To simplify the problem, i trying to create a static html page containing 3 images with the exact same link to my controller : /myImageController/1. With the chrome developper tool, i can see that only one get request is called. If i manage to get mulitple server calls in this case, it would probably solve my problem.

Thank you for your help.

Upvotes: 0

Views: 3305

Answers (2)

Kevin Cox
Kevin Cox

Reputation: 3212

You can use the random ID trick. This changes the URL so that the browser reloads the image. Not that this can be done in the query parameters to force a full cache break or in the hash to allow the browser to re-validate the image from the cache (and avoid re-downloading it if unchanged).

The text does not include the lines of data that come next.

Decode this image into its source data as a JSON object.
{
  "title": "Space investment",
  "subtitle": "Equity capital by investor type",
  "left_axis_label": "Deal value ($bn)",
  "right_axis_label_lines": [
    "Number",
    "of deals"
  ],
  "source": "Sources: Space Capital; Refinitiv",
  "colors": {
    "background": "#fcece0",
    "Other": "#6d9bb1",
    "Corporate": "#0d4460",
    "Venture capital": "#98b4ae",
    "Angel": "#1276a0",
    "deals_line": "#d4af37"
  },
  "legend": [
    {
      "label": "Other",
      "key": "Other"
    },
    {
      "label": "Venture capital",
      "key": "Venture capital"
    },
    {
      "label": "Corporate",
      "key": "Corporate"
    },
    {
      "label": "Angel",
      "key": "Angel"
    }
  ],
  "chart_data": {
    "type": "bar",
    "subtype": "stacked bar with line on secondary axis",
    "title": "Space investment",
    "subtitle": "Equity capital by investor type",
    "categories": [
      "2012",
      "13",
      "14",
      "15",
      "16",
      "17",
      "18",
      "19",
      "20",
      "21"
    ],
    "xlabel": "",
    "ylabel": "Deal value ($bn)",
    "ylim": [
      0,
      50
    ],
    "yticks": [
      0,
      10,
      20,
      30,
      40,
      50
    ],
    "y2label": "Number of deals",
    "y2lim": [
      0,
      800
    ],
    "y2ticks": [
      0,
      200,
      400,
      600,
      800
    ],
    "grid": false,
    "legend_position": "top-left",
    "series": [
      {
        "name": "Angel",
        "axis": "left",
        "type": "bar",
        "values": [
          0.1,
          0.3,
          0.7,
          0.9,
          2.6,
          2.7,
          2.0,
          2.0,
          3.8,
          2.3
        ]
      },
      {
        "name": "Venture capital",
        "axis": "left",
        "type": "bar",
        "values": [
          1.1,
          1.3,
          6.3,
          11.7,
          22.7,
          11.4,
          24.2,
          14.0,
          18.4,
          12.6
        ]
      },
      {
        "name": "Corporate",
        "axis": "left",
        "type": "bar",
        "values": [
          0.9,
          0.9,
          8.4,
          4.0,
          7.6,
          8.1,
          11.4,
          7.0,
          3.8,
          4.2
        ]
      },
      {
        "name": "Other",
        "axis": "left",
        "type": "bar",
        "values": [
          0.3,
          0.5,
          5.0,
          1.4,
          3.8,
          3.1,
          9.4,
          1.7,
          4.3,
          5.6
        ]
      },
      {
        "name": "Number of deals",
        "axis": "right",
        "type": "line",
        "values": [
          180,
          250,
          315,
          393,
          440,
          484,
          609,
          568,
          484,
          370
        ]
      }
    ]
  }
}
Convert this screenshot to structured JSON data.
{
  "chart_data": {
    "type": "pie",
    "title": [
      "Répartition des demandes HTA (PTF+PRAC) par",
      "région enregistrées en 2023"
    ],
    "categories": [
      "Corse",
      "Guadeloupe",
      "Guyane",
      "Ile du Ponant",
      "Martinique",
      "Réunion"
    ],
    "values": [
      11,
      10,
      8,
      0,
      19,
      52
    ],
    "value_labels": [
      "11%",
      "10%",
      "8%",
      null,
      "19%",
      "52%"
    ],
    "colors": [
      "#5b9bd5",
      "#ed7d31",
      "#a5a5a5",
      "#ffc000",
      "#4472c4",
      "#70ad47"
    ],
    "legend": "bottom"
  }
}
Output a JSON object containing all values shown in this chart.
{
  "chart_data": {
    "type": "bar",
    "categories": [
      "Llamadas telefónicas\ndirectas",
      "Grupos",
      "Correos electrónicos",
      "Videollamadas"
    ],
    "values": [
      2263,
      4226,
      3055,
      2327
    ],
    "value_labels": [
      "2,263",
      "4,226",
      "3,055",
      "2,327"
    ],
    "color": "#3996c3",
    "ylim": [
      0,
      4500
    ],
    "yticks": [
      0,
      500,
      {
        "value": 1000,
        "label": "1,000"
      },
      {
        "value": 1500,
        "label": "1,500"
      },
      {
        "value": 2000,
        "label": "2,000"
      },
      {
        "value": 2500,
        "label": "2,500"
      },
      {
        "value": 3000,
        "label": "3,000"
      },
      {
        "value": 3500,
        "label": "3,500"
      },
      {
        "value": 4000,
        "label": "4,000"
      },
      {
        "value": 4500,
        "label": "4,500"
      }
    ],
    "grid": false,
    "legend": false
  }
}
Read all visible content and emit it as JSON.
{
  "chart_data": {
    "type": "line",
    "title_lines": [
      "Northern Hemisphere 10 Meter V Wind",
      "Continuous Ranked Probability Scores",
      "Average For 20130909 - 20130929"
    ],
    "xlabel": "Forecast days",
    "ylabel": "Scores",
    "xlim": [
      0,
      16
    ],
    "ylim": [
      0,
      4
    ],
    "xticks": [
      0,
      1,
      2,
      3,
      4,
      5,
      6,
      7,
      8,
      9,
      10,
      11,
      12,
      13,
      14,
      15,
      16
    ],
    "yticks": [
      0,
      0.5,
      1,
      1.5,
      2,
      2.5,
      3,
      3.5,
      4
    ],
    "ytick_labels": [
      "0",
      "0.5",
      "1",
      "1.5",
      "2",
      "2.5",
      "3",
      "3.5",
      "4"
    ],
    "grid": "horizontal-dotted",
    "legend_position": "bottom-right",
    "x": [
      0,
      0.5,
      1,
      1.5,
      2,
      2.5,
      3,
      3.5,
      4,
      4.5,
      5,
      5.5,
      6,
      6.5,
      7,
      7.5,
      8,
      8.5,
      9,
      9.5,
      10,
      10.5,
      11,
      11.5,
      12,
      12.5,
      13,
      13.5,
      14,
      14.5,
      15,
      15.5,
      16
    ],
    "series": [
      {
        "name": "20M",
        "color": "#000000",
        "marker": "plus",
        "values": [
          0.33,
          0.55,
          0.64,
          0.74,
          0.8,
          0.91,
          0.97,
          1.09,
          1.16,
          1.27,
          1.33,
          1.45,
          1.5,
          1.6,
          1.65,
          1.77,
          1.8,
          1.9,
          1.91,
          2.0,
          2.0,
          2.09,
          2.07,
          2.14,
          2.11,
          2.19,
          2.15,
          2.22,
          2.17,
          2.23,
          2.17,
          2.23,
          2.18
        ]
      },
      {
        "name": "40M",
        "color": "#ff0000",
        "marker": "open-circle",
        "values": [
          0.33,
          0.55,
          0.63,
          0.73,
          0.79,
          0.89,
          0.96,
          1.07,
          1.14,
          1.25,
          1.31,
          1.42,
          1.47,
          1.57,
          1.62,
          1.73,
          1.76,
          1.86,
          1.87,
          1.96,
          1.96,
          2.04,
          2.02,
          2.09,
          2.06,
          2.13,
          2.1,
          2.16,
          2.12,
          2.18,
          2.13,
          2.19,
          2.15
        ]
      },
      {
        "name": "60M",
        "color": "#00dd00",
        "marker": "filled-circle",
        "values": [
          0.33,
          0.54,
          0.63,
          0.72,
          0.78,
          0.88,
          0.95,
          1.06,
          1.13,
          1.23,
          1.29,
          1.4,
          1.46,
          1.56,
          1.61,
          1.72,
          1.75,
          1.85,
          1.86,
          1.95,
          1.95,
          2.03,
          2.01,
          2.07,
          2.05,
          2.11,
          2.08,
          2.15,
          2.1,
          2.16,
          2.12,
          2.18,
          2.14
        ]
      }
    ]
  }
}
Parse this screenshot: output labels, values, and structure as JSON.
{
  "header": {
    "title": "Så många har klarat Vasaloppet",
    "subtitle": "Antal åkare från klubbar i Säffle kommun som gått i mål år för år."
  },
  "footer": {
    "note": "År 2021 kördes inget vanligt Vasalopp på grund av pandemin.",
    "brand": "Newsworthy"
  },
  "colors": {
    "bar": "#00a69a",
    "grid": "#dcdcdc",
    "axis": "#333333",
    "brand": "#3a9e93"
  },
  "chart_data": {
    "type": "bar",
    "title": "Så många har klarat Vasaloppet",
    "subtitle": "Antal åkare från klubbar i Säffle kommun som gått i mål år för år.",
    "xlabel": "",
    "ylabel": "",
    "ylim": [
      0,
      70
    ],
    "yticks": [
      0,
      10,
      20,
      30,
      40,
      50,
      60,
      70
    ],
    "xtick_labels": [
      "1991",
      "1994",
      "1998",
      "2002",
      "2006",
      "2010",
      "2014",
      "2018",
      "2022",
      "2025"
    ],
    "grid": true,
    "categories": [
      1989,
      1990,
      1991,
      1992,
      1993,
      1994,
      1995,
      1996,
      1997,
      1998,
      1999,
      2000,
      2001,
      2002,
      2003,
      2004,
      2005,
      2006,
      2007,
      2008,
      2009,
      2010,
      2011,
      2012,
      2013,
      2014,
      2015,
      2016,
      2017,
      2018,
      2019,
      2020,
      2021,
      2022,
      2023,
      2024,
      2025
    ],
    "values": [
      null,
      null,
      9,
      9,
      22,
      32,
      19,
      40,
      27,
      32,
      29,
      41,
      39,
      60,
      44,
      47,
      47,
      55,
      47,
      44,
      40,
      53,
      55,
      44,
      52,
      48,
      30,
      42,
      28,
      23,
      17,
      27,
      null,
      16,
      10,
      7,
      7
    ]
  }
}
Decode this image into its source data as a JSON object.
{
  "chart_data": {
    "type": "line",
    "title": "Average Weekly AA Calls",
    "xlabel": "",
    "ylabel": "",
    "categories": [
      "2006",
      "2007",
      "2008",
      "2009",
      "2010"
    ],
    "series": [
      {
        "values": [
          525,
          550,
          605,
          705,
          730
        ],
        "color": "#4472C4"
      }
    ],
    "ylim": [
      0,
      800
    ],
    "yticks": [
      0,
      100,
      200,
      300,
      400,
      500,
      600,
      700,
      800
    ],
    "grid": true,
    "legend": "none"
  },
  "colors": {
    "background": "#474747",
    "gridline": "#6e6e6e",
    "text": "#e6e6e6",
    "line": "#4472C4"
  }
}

function reloadWithCache(img: HTMLImageElement, url: string) {
  img.src = url.replace(/#.*/, "") + "#" + Math.random();
}

function reloadBypassCache(img: HTMLImageElement, url: string) {
  let sep = img.indexOf("?") == -1? "?" : "&";
  img.src = url + sep + "nocache=" + Math.random()
}

Note that if you are using reloadBypassCache regularly you are better off fixing your cache headers. This function will always hit your origin server leading to higher running costs and making CDNs ineffective.

Upvotes: 0

Lionia Vasilev
Lionia Vasilev

Reputation: 12748

5th version of HTML specification describes this behavior. Browser may reuse images regardless of cache related HTTP headers. Check this answer for more information. You probably need to use XMLHttpRequest and blobs. In this case you also need to consider Same-origin policy.

You can use following function to make sure user agent performs every request:

var downloadImage = function ( imgNode, url ) {
  var xhr = new XMLHttpRequest();
  xhr.open("GET", url, true);
  xhr.responseType = "blob";
  xhr.onreadystatechange = function () {
    if (xhr.readyState == 4) {
      if (xhr.status == 200 || xhr.status == 304) {
        var blobUrl = URL.createObjectURL(xhr.response);
        imgNode.src = blobUrl;
        // You can also use imgNode.onload callback to release blob resources.
        setTimeout(function () {
          URL.revokeObjectURL(blobUrl);
        }, 1000);
      }
    }
  };
  xhr.send();
};

For more information check New Tricks in XMLHttpRequest2 article by Eric Bidelman, Working with files in JavaScript, Part 4: Object URLs article by Nicholas C. Zakas and URL.createObjectURL() MDN page and Same-origin policy MDN page.